Yel değirmenleri 18.yy da inşa edilmiş ve 1970'li yılların sonlarına kadar faal olarak kullanılmış. Maalesef sonra da ihmal edilmiş ve yıkılmış. Bodrum turizm ile ön plana çıkınca da tekrar gündeme gelmiş ama sadece bir tanesi bakım görmüş. Günümüzde sadece turistik ve tarihî değeri var. Ancak, neden bu değirmenlerin hepsi bakımlı değil işte bunu anlamak pek mümkün değil.
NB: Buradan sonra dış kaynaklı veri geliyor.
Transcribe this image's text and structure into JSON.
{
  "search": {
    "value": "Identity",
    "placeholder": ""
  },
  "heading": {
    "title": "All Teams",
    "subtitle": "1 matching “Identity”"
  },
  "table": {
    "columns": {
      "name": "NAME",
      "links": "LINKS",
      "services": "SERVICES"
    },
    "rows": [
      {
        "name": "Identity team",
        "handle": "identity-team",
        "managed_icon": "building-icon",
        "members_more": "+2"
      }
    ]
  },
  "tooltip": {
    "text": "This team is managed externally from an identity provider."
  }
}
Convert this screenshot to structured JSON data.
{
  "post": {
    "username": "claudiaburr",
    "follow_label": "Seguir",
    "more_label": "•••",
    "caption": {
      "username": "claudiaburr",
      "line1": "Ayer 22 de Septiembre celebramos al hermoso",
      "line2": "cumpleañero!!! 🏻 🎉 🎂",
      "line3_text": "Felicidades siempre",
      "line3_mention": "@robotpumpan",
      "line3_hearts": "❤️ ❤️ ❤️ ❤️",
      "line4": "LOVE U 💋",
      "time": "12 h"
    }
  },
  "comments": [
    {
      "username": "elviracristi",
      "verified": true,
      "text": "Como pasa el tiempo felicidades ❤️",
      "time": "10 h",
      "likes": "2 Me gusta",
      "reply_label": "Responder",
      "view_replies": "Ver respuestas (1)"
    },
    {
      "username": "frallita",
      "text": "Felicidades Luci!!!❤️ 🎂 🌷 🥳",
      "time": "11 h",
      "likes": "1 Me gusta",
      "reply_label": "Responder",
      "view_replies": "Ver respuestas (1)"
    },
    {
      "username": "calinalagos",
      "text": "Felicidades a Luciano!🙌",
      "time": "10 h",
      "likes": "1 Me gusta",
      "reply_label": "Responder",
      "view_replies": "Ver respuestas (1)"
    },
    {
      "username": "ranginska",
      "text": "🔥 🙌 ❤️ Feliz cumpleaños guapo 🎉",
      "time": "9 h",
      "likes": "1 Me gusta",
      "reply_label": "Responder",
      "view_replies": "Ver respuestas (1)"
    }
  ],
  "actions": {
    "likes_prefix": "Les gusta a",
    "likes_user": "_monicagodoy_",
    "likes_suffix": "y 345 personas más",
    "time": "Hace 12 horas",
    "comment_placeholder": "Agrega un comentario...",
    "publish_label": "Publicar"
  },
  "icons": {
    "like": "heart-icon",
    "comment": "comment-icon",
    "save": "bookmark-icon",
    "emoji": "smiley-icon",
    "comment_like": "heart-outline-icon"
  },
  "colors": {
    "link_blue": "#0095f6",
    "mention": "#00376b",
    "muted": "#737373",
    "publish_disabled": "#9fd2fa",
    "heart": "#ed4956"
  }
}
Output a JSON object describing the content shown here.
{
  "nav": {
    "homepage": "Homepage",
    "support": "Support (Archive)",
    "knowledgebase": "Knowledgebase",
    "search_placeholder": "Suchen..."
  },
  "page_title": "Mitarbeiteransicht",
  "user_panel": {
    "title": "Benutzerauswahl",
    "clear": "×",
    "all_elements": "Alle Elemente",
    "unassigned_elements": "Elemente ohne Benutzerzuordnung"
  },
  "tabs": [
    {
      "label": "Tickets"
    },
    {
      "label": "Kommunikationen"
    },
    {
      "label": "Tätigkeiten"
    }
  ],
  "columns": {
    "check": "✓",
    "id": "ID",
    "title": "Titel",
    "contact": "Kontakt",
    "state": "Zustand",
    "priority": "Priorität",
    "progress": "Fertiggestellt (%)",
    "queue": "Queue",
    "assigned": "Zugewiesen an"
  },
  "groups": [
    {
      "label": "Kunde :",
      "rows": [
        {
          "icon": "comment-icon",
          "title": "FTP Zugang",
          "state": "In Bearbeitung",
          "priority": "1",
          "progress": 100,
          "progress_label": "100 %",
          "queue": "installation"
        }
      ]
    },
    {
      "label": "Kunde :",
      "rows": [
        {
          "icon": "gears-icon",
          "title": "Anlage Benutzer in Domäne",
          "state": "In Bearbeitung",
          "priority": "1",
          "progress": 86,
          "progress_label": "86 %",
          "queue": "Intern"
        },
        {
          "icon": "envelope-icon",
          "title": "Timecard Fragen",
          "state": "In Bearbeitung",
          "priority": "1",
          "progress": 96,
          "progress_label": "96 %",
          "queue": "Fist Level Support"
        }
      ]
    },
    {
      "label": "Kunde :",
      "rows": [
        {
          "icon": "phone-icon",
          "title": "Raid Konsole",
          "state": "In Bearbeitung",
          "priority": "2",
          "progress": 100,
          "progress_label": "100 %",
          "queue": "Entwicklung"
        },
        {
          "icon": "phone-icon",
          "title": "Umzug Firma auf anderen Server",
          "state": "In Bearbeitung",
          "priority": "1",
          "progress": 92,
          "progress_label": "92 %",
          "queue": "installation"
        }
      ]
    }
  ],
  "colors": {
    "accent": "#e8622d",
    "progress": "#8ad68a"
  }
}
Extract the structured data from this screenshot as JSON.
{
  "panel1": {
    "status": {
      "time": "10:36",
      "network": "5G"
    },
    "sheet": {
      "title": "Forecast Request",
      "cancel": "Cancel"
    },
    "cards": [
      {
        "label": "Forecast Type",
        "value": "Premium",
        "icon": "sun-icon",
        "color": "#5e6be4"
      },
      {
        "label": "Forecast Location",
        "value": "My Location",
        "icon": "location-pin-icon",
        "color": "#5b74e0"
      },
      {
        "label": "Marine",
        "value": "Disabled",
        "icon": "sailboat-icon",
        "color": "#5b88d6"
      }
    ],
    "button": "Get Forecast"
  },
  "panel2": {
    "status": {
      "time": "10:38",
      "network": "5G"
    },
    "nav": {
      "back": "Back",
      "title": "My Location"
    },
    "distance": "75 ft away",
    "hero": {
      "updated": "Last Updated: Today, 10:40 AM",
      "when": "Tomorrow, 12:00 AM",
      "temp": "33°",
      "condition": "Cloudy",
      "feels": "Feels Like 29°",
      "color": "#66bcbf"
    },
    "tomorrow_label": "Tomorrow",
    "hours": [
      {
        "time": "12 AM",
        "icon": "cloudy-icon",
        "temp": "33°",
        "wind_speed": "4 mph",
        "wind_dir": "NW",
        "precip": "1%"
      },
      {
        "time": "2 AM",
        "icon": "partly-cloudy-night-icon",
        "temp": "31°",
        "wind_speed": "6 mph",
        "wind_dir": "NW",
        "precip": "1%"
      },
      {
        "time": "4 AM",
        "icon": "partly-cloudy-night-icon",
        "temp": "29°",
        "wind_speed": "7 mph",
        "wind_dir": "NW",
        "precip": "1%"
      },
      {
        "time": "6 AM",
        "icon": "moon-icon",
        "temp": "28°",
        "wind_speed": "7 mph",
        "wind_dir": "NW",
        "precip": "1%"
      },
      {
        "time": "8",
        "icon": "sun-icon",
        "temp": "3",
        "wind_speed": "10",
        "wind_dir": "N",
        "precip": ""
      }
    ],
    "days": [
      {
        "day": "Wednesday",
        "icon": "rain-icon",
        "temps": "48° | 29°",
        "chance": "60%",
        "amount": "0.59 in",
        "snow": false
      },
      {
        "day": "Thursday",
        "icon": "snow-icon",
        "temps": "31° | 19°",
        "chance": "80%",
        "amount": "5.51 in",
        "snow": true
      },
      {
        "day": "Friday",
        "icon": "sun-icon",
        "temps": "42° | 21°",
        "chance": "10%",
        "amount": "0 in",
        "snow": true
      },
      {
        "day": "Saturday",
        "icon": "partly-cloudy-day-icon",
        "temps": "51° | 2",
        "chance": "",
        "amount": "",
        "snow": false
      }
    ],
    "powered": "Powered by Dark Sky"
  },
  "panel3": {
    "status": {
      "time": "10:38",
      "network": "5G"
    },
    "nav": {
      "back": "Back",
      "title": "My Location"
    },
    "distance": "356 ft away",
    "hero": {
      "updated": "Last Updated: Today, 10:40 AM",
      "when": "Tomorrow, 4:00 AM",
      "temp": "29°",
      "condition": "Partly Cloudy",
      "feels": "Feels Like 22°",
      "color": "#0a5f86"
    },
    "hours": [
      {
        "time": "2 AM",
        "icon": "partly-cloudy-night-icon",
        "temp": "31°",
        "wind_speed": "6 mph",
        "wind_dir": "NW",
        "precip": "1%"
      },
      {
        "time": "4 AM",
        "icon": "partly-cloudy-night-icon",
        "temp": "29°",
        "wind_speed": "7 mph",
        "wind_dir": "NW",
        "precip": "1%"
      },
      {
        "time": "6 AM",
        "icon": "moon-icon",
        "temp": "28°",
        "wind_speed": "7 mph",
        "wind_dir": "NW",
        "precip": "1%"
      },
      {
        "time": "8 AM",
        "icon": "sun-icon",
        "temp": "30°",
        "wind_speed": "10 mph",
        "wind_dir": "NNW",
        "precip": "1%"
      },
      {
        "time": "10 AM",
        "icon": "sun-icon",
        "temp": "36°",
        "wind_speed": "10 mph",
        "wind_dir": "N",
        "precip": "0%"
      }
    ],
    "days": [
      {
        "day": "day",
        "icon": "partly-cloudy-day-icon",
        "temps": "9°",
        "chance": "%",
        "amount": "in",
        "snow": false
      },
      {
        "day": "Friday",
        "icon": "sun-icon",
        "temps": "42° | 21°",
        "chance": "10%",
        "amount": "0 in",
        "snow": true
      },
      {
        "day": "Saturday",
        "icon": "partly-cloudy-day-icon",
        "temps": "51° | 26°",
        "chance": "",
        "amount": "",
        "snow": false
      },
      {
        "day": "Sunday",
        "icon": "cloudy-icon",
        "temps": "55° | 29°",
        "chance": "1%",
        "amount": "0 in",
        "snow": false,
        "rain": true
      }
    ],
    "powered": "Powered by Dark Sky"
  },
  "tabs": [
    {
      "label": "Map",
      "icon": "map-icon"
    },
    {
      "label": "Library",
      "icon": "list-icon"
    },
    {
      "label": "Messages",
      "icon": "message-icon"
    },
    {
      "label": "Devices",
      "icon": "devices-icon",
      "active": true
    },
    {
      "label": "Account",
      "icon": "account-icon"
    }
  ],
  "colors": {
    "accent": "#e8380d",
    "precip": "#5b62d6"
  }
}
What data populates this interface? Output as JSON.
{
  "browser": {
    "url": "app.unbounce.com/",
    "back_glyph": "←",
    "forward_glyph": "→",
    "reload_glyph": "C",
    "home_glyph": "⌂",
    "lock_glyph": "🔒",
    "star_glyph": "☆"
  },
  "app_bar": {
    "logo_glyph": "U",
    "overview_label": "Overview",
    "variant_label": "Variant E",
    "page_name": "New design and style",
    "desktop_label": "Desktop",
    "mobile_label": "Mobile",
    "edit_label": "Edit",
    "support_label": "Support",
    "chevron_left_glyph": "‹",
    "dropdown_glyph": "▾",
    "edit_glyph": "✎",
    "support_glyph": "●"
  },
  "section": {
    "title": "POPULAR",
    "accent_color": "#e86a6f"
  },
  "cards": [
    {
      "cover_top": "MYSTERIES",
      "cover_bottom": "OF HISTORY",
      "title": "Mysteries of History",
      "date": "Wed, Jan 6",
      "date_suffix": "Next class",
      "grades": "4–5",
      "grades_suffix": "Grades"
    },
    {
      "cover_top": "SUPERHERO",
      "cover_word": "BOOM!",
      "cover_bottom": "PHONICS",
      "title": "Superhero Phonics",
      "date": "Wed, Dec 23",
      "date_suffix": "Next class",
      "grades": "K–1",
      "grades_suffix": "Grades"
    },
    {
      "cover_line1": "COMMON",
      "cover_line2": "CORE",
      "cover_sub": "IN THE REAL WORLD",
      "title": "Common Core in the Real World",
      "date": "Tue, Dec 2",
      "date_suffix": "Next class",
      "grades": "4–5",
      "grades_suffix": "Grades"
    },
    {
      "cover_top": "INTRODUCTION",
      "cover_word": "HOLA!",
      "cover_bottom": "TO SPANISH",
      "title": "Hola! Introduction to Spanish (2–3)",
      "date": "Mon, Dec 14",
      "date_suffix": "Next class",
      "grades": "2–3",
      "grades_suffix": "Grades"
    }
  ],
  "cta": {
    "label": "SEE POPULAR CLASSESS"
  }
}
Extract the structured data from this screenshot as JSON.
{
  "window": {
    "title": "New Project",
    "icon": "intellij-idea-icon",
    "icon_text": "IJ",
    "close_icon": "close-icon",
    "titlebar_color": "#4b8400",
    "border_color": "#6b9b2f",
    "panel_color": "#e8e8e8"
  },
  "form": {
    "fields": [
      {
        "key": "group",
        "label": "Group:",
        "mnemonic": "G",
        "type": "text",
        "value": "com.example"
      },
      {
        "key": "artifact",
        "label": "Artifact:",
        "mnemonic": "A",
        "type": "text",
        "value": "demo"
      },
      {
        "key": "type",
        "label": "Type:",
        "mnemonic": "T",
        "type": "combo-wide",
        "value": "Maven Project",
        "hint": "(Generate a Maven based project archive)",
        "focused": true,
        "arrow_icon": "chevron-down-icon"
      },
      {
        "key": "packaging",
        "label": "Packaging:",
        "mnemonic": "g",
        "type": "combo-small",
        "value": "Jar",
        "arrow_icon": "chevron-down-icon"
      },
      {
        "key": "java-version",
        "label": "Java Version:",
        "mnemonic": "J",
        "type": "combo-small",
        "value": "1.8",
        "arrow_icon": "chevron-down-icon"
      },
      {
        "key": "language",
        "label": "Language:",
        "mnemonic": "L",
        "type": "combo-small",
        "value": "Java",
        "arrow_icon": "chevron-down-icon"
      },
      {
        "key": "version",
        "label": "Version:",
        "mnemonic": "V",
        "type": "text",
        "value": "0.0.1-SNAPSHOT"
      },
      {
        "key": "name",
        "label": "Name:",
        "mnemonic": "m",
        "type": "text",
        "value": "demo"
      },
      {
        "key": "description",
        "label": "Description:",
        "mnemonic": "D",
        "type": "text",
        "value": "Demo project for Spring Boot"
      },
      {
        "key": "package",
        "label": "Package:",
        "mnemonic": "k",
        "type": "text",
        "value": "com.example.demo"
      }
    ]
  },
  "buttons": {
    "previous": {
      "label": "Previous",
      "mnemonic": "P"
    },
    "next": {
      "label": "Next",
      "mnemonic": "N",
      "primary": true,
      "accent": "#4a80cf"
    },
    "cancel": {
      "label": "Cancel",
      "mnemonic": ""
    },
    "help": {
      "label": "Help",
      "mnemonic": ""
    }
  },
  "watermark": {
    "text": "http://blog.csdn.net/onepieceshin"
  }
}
Biraz bu değirmenlerin işlevlerinden de bahsetmek istiyorum. Yelken bezlerine dolan rüzgârın çevirdiği pervanenin gücü ile, değirmenin zeminine oturtulan sabit taşın üzerindeki değirmen taşının çevrilmesi sağlanıyormuş. Sabit taşın üzerinde dönen taş 20 cm. kalınlığında, 180 cm. çapında bir taş olurmuş. Rüzgarın bol olduğu günlerde yel değirmeni 1 saatte 20 teneke (320 kg) buğday öğütürmüş. Verimli yel değirmenleri günde 120 teneke (2 ton) kadar buğdayı öğütebilirmiş. Rüzgârı iyi alan yel değirmenleri 12 ay çalışırmış. Değirmenlerde buğday yanında arpa, mısır yarması ve bulgur öğütüldüğü de olurmuş. Nereden nereye, şimdi ise her biri sadece birer selfie objesi. Manzaranın çekiciliği doğal olarak selfie çeken gençleri de buraya çekiyor. Özellikle de Gümbet Koyu'na karşı…
İdeal olan ise gün batımını izlerken ve içeceklerinizi yudumlarken arkadaşlarınızla koyu sohbetler olmalı. Bundan daha güzel bir sohbet ortamını nerede bulabilirsiniz ki...
Gün batımı ile birlikte değirmenlerin ve Gümbet Koyu’nun güzelliği birleşiyor.
Gün batımı ile birlikte insanları izlemek ise ayrı bir keyif.
Gün batımı ile birlikte ortaya çıkan görüntüye hayran olmamak elde değil. Tepeden inerken tek düşündüğüm şey, burada bu anı yaşamadan yapılmış bir Bodrum tatilinin kesinlikle eksik olduğu.
İşte bu ortamda ortaya çıkan insan görüntüleri ise oldukça ilgi çekici. Burası gerçekten yer ve konum olarak şahane bir yer. Diğer taraftan, buradaki değirmenlerin hepsinin kontrollü ve hızlı bir şekilde zararlarının giderilerek turizme kazandırılması gerekli. Aracınız yoksa sorun değil, şehir merkezinden devamlı geçen dolmuşlara binip değirmenlere çıkan yokuşun başında inerek yürüyebilirsiniz. Değirmenler ile ilgili anlatabileceklerim bu kadar. Şimdilik sağlıcakla kalın.